Brandeis Climate Justice hosts divestment rally
As part of their ongoing divestment campaign, Brandeis Climate Justice led a rally on Wednesday to coincide with a meeting between Board of Trustees members and individuals from the University’s environmental interest groups. While walking to his next meeting, one trustee addressed the protesters, who were urging the Board to divest the University’s endowment from fossil fuel corporations.
BCJ member Iona Feldman ’17 opened the protest, which began in the Shapiro Campus Center atrium. He told the crowd that in a referendum in spring 2013, 79 percent of the student population voted for fossil fuel divestment, yet the Board has made no move to divest the University from its shares in the fossil fuel industry.
Feldman told the crowd that the University holds approximately $90 million in fossil fuel shares, which BCJ leaders later stated was calculated via an approximation that the University had between five to 10 percent of its endowment invested in fossil fuels. Feldman called this investment a “deeply socially unjust” act.
The BCJ members then began to chant “divest, divest, put fossil fuels to rest,” among other chants.
Former BCJ leader Shea Reister ’12 addressed the crowd stating, “It’s pretty ridiculous that the Brandeis board has stalled this long. There’s a ton of support out there, but we know that they’re not going to do anything unless we keep the pressure up. … This is how you make change at a school like this. They’re not going to do it on their own.”
Interim President Lisa Lynch has stated numerous times that a final decision on divestment will not be reached until incoming President Ronald Leibowitz assumes office. He will make this decision in cooperation with the Board, according to Lynch. As president of Middlebury College, Leibowitz worked to increase sustainability and environmental friendliness, but did not divest the school’s endowment from fossil fuels, despite significant community pressure.
BCJ members then led the crowd to the hallway outside the third floor conference room in which the trustees and community members were meeting. Director of Public Safety Ed Callahan and a University Police officer stood by near the conference room.
Standing silently in the hallway, the protesters held up cardboard signs that read slogans like “Don’t Invest in Death,” and one that featured a quote from University namesake Justice Louis D. Brandeis, “There is no such thing as an innocent purchaser of stocks.”
As trustees, administrators and community members exited the meeting, many stopped to shake hands with the students and thank them for their work. As Lynch made her way through the hallway, she told the students, “I don’t have a vote [on divestment].”
Board of Trustees member Ronald Kaiserman ’63 addressed the protesters as he left, sharing his personal views on divestment. “I wish that there was another issue that you could spend your energy on. They [the fossil fuel companies] are not going to respond to any protests,” he said.
He argued that the best way for students to fight fossil fuel companies would be to decrease their own energy consumption by walking and carpooling more. “Consume less, and then you’ll have an impact,” he said, adding that simply selling the stock wouldn’t send the message to fossil fuel companies, as “the stock does not know who owns it.”

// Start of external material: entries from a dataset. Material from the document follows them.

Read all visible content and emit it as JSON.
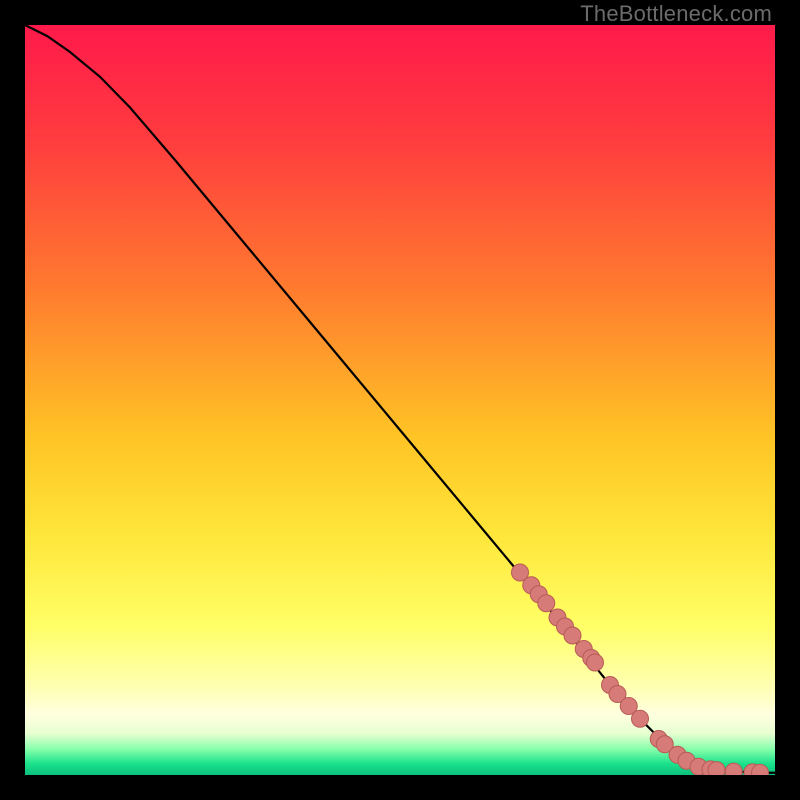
{
  "watermark": "TheBottleneck.com",
  "colors": {
    "black": "#000000",
    "curve": "#000000",
    "marker_fill": "#d77b78",
    "marker_stroke": "#b85b56",
    "gradient_stops": [
      {
        "offset": 0.0,
        "color": "#ff1a4b"
      },
      {
        "offset": 0.15,
        "color": "#ff3b3f"
      },
      {
        "offset": 0.35,
        "color": "#ff7a2f"
      },
      {
        "offset": 0.55,
        "color": "#ffc425"
      },
      {
        "offset": 0.68,
        "color": "#ffe63a"
      },
      {
        "offset": 0.8,
        "color": "#ffff66"
      },
      {
        "offset": 0.88,
        "color": "#ffffb0"
      },
      {
        "offset": 0.92,
        "color": "#ffffe0"
      },
      {
        "offset": 0.945,
        "color": "#e6ffd0"
      },
      {
        "offset": 0.965,
        "color": "#8affac"
      },
      {
        "offset": 0.985,
        "color": "#1ae28b"
      },
      {
        "offset": 1.0,
        "color": "#0bbf7d"
      }
    ]
  },
  "chart_data": {
    "type": "line",
    "title": "",
    "xlabel": "",
    "ylabel": "",
    "xlim": [
      0,
      100
    ],
    "ylim": [
      0,
      100
    ],
    "series": [
      {
        "name": "curve",
        "x": [
          0,
          3,
          6,
          10,
          14,
          20,
          30,
          40,
          50,
          60,
          70,
          78,
          82,
          85,
          88,
          90,
          92,
          95,
          98,
          100
        ],
        "y": [
          100,
          98.5,
          96.4,
          93.1,
          89.0,
          82.0,
          70.0,
          58.0,
          46.0,
          34.0,
          22.0,
          12.0,
          7.5,
          4.5,
          2.3,
          1.3,
          0.8,
          0.45,
          0.3,
          0.3
        ]
      }
    ],
    "markers": {
      "name": "highlighted-points",
      "x": [
        66,
        67.5,
        68.5,
        69.5,
        71,
        72,
        73,
        74.5,
        75.5,
        76,
        78,
        79,
        80.5,
        82,
        84.5,
        85.3,
        87,
        88.2,
        89.8,
        91.4,
        92.2,
        94.5,
        97,
        98
      ],
      "y": [
        27.0,
        25.3,
        24.1,
        22.9,
        21.0,
        19.8,
        18.6,
        16.8,
        15.6,
        15.0,
        12.0,
        10.8,
        9.2,
        7.5,
        4.8,
        4.1,
        2.7,
        1.9,
        1.1,
        0.75,
        0.65,
        0.45,
        0.35,
        0.3
      ]
    }
  }
}
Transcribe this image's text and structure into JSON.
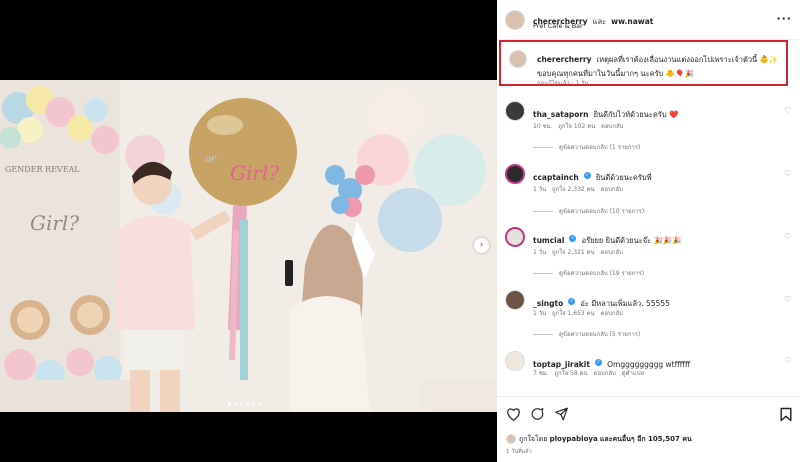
{
  "header": {
    "username": "cherercherry",
    "and_text": "และ",
    "collaborator": "ww.nawat",
    "location": "Préf Café & Bar",
    "more_icon": "more-horizontal-icon"
  },
  "caption": {
    "username": "cherercherry",
    "text": "เหตุผลที่เราต้องเลื่อนงานแต่งออกไปเพราะเจ้าตัวนี้ 👶✨ ขอบคุณทุกคนที่มาในวันนี้มากๆ นะครับ 🐥🎈🎉",
    "meta": "ถูกแก้ไขแล้ว · 1 วัน"
  },
  "comments": [
    {
      "username": "tha_sataporn",
      "verified": false,
      "text": "ยินดีกับไวท์ด้วยนะครับ ❤️",
      "time": "10 ชม.",
      "likes": "ถูกใจ 102 คน",
      "reply": "ตอบกลับ",
      "view_replies": "ดูข้อความตอบกลับ (1 รายการ)",
      "translate": ""
    },
    {
      "username": "ccaptainch",
      "verified": true,
      "text": "ยินดีด้วยนะครับพี่",
      "time": "1 วัน",
      "likes": "ถูกใจ 2,332 คน",
      "reply": "ตอบกลับ",
      "view_replies": "ดูข้อความตอบกลับ (10 รายการ)",
      "translate": ""
    },
    {
      "username": "tumcial",
      "verified": true,
      "text": "อร๊ยยย ยินดีด้วยนะจ๊ะ 🎉🎉🎉",
      "time": "1 วัน",
      "likes": "ถูกใจ 2,321 คน",
      "reply": "ตอบกลับ",
      "view_replies": "ดูข้อความตอบกลับ (19 รายการ)",
      "translate": ""
    },
    {
      "username": "_singto",
      "verified": true,
      "text": "อ่ะ มีหลานเพิ่มแล้ว. 55555",
      "time": "1 วัน",
      "likes": "ถูกใจ 1,653 คน",
      "reply": "ตอบกลับ",
      "view_replies": "ดูข้อความตอบกลับ (5 รายการ)",
      "translate": ""
    },
    {
      "username": "toptap_jirakit",
      "verified": true,
      "text": "Omggggggggg wtffffff",
      "time": "7 ชม.",
      "likes": "ถูกใจ 58 คน",
      "reply": "ตอบกลับ",
      "view_replies": "",
      "translate": "ดูคำแปล"
    }
  ],
  "footer": {
    "liked_by_prefix": "ถูกใจโดย",
    "liked_by_user": "ploypabloya",
    "liked_by_suffix": "และคนอื่นๆ อีก 105,507 คน",
    "time": "1 วันที่แล้ว"
  },
  "photo": {
    "balloon_text": "Girl?",
    "balloon_text2": "or",
    "wall_text": "GENDER REVEAL",
    "wall_text2": "Girl?"
  },
  "carousel": {
    "current": 1,
    "total": 6
  }
}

He told the group that while the trustees are “unanimously” concerned with climate change, they are currently questioning how best to address it, and he thinks that the negative effects of divestment outweigh the benefits. “How many of you are willing to pay increased tuition for the sake of a moral statement?” he asked the protesters.
The protesters replied that the fossil fuel industry’s harmful impact is “destroying the entire future of everyone at this school” and that similar campaigns against tobacco and apartheid had seen success at peer universities.
The protesters then moved back down to the SCC atrium to debrief on the meeting and discuss the future of the group’s campaign.
Prof. Sabine von Mering (GRALL), who had attended the meeting, told the crowd that the trustees are interested in learning more about divestment as a result of the meeting.